Podczas ekshumacji prowadzonych we Lwowie, polsko-ukraiński zespół odnalazł szczątki około 40-50 osób. Na razie nie wiadomo, czy pochowani żołnierze byli Polakami czy Ukraińcami. Wszystko wyjaśnią badania DNA, które zostaną przeprowadzone po posegregowaniu kości - poinformowało Ministerstwo Kultury Ukrainy.
Zakończono ekshumacje we Lwowie. Znaleziono szczątki kilkudziesięciu osób
Zakończyła się praca polsko-ukraińskiego zespołu, który prowadził prace ekshumacyjne w dzielnicy Zboiska we Lwowie. Znaleziono tam, według wstępnych szacunków, szczątki około 40-50 osób.
W grupie specjalistów, którzy pracowali we Lwowie, są antropolodzy, archeolodzy, historycy i biegli sądowi zarówno z Polski, jak i Ukrainy.
ZOBACZ: Ekshumacje we Lwowie. Ukraińcy o "drugorzędnej" roli Polaków podczas badań
- Rozumiemy, iż jest to tragedia dwóch narodów - ukraińskiego i polskiego, które stały się ofiarami reżimów totalitarnych. Ważne jest, aby prace poszukiwawcze były prowadzone w formie wspólnej ekspedycji. To świadczy o gotowości do dialogu i wzajemnego szacunku - skomentował ekshumacje wiceminister kultury Andrij Nadżos.

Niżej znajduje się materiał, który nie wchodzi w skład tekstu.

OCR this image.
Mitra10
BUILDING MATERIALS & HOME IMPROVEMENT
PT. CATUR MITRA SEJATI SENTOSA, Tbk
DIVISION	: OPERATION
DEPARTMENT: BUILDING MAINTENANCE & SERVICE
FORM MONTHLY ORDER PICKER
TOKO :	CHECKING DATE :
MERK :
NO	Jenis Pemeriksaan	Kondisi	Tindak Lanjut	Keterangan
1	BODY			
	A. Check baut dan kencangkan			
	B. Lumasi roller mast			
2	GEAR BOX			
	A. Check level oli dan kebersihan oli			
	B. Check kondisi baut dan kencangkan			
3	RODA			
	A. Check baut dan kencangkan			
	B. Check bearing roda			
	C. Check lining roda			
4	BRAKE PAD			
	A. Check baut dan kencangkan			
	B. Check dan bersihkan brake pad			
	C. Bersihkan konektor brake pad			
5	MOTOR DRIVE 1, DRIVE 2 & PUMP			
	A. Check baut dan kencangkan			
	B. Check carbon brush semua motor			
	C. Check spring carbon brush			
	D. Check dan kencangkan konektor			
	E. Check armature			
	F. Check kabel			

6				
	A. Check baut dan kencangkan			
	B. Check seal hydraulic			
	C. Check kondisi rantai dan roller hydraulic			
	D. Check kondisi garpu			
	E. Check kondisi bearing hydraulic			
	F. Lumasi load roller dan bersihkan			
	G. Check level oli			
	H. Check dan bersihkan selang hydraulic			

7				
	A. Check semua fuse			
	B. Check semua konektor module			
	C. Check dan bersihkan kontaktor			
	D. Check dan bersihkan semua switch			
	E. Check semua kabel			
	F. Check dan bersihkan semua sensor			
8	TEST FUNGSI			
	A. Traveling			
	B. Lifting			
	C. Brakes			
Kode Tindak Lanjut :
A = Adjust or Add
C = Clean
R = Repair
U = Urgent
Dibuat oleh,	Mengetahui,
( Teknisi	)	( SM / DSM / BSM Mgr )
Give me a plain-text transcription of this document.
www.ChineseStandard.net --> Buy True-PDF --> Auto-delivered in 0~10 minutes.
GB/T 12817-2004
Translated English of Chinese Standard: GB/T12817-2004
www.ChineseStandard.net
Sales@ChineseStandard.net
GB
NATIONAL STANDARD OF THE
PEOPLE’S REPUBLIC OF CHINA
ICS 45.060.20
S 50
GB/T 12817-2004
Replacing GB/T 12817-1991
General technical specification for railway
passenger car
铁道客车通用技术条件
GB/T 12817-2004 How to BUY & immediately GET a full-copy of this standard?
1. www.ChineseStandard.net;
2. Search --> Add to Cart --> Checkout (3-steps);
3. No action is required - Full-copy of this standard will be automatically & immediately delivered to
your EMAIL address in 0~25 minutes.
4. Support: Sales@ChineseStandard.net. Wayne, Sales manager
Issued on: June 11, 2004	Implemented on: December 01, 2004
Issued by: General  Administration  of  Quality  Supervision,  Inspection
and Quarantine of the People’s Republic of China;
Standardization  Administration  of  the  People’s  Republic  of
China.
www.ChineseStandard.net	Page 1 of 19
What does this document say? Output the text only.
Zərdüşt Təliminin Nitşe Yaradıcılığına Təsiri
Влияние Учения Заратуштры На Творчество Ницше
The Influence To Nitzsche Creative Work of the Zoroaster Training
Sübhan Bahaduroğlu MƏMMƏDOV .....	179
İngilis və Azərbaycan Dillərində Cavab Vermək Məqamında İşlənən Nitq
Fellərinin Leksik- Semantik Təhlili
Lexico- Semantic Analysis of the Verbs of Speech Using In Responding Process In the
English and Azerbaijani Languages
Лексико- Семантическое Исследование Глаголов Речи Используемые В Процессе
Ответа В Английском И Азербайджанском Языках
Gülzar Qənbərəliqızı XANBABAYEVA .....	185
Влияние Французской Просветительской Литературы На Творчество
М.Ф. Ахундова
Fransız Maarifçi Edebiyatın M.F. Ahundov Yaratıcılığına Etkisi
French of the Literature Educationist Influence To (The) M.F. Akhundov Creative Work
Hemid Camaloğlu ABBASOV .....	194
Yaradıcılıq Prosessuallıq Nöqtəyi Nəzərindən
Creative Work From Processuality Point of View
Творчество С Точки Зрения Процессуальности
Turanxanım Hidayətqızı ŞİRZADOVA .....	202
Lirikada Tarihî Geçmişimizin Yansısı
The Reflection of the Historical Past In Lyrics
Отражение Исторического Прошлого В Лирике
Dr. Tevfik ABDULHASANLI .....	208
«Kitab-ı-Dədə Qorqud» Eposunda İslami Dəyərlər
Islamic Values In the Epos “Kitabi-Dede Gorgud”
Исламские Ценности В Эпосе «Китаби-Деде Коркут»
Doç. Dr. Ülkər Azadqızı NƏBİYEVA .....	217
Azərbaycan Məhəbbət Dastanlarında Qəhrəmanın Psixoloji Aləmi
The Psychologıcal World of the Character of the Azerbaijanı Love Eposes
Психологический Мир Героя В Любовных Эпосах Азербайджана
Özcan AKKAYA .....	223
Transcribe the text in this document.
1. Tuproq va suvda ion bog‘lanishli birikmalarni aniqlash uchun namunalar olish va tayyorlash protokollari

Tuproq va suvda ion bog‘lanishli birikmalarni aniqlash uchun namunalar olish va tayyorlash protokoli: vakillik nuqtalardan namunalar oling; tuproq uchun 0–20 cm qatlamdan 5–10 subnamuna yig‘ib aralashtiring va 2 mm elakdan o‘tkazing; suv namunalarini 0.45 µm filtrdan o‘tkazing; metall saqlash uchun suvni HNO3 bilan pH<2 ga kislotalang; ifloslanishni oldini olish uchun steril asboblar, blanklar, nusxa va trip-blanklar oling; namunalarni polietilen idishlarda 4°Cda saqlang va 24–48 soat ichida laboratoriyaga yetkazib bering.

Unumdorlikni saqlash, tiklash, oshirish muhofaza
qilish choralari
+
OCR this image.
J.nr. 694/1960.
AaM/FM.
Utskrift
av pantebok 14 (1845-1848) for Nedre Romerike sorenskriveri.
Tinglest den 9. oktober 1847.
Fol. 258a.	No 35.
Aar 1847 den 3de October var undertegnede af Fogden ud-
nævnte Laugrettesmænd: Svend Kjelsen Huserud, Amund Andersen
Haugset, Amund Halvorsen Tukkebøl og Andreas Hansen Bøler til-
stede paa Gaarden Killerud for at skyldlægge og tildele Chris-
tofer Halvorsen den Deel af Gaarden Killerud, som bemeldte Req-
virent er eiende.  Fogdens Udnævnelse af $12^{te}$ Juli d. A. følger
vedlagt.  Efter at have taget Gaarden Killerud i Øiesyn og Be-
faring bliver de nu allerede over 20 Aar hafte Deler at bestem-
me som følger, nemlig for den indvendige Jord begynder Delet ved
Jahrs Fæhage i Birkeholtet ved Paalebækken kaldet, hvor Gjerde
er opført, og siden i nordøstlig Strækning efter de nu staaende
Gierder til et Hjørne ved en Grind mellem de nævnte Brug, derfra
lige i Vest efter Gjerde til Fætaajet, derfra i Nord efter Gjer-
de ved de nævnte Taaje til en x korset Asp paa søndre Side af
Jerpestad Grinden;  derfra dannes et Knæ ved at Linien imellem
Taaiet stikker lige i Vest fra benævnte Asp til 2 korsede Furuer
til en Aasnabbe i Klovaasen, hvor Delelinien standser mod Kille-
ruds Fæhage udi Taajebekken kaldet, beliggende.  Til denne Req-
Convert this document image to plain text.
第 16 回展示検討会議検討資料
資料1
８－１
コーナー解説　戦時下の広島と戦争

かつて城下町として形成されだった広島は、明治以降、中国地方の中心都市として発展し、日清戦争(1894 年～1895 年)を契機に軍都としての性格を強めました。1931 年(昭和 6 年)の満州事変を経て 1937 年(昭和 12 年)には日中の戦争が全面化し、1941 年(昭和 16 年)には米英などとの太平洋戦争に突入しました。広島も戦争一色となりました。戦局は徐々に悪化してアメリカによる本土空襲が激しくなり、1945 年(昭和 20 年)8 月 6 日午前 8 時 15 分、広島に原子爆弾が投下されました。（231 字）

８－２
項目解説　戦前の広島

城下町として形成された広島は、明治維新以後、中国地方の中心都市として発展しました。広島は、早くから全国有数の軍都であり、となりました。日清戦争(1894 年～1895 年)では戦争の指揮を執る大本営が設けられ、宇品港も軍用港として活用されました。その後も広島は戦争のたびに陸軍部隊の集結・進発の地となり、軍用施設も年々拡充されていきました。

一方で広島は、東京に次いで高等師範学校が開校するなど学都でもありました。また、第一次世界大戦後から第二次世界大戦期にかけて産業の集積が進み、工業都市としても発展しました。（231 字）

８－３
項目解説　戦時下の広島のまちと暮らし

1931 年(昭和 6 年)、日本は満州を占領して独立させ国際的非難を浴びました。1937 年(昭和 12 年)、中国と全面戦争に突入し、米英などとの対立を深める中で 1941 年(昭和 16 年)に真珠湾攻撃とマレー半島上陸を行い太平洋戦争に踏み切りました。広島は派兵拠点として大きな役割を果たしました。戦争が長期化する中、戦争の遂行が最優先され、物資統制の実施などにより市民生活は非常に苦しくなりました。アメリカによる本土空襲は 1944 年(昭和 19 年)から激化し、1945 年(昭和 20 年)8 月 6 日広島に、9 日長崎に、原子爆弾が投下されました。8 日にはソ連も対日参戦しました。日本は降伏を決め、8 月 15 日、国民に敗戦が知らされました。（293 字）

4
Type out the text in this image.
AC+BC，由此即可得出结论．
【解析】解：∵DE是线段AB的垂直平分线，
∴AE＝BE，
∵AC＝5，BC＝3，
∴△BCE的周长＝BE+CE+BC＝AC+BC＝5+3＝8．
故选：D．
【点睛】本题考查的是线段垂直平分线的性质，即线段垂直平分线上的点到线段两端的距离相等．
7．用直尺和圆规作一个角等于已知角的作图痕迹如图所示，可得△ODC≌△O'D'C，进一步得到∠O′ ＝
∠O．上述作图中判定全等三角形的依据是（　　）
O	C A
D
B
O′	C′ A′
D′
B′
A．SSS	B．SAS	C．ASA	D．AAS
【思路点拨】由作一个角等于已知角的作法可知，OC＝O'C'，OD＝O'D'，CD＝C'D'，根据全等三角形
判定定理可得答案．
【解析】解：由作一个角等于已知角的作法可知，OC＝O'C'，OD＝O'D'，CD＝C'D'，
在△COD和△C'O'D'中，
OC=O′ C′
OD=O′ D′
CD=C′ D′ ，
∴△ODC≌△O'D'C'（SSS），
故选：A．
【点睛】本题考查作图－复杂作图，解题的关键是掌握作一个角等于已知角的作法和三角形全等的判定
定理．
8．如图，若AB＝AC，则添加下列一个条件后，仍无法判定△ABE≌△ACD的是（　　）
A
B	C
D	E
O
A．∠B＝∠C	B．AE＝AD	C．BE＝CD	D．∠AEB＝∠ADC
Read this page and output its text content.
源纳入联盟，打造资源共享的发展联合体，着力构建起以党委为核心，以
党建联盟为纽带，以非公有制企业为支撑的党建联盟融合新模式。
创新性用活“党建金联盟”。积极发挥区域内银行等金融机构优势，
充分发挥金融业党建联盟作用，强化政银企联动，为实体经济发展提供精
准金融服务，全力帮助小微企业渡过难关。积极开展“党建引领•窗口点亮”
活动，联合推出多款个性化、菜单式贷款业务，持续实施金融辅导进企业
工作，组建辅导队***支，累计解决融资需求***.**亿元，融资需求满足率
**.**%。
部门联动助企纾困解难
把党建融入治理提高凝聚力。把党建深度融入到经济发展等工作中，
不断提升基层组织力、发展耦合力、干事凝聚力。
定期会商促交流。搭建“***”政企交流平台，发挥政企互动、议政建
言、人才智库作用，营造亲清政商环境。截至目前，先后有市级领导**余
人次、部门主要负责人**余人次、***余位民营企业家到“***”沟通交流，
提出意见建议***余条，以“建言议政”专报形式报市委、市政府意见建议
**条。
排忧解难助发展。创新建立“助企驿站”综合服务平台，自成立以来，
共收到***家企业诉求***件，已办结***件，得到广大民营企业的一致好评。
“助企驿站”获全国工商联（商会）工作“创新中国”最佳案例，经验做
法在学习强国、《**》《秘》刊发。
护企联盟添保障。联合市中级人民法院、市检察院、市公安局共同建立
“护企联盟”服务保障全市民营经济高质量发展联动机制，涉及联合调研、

Ekshumacje we Lwowie. Wspólne działania polskich i ukraińskich ekspertów
Po zakończeniu ekshumacji wszystkie szczątki zostaną posortowane i poddane dokładnym oględzinom. Dopiero wtedy będzie można przeprowadzić badania DNA, która pozwolą ocenić, ile dokładnie osób pochowano we Lwowie i jakiej były narodowości.
ZOBACZ: "Pełnoskalowe ekshumacje na Wołyniu". Nawrocki zwrócił się do Zełenskiego
Poza kośćmi w grobach znaleziono guziki z mundurów wojskowych, pagony, broń, hełmy oraz odznaki. Na jednej z nich wygrawerowano manualnie nazwisko żołnierza, co daje nadzieję na poznanie tożsamości odnalezionych żołnierzy.
Po zakończeniu prac i badań szczątki zostaną pochowane na cmentarzu w Mościskach, gdzie znajduje się już ponad 100 polskich grobów.
Żołnierze polegli w obronie Lwowa
Żołnierze, których szczątki odkopano polegli w 1939 roku podczas obrony Lwowa. "Byli przedstawicielami różnych narodowości. Prace prowadzone są w ramach dwustronnej współpracy, mającej na celu wspólne zrozumienie wydarzeń historycznych" - podkreślono w komunikacie wydanym na początku sierpnia, przed rozpoczęciem prac.
Według dyrektora Wydziału Zarządzania Sprawami Urzędu Miasta Lwowa, Jewhena Bojki, cmentarz, na którym prowadzone są poszukiwania, istniał do lat 60. XX wieku, a ostatecznie został zlikwidowany w epoce komunizmu, w 1987 r. W latach 90. ustawiono tam symboliczny drewniany krzyż z napisem w języku polskim: "Żołnierzom Wojska Polskiego, poległym w obronie Ojczyzny we wrześniu 1939 roku".
ZOBACZ: Rzeź wołyńska. Szrot o odblokowaniu ekshumacji jeszcze za kadencji Dudy: Powinniśmy na to liczyć
Na początku tego roku we wsi Puźniki, w ramach ekshumacji, odnaleziono szczątki 42 obywateli polskich. Puźniki to nieistniejąca już wieś w obwodzie tarnopolskim, w której przed wojną mieszkało około 800 osób - głównie Polaków. W nocy z 12 na 13 lutego 1945 roku ukraińscy nacjonaliści zamordowali około 70 osób. Według różnych badaczy mogło to być jednak około 80 lub choćby 120 osób.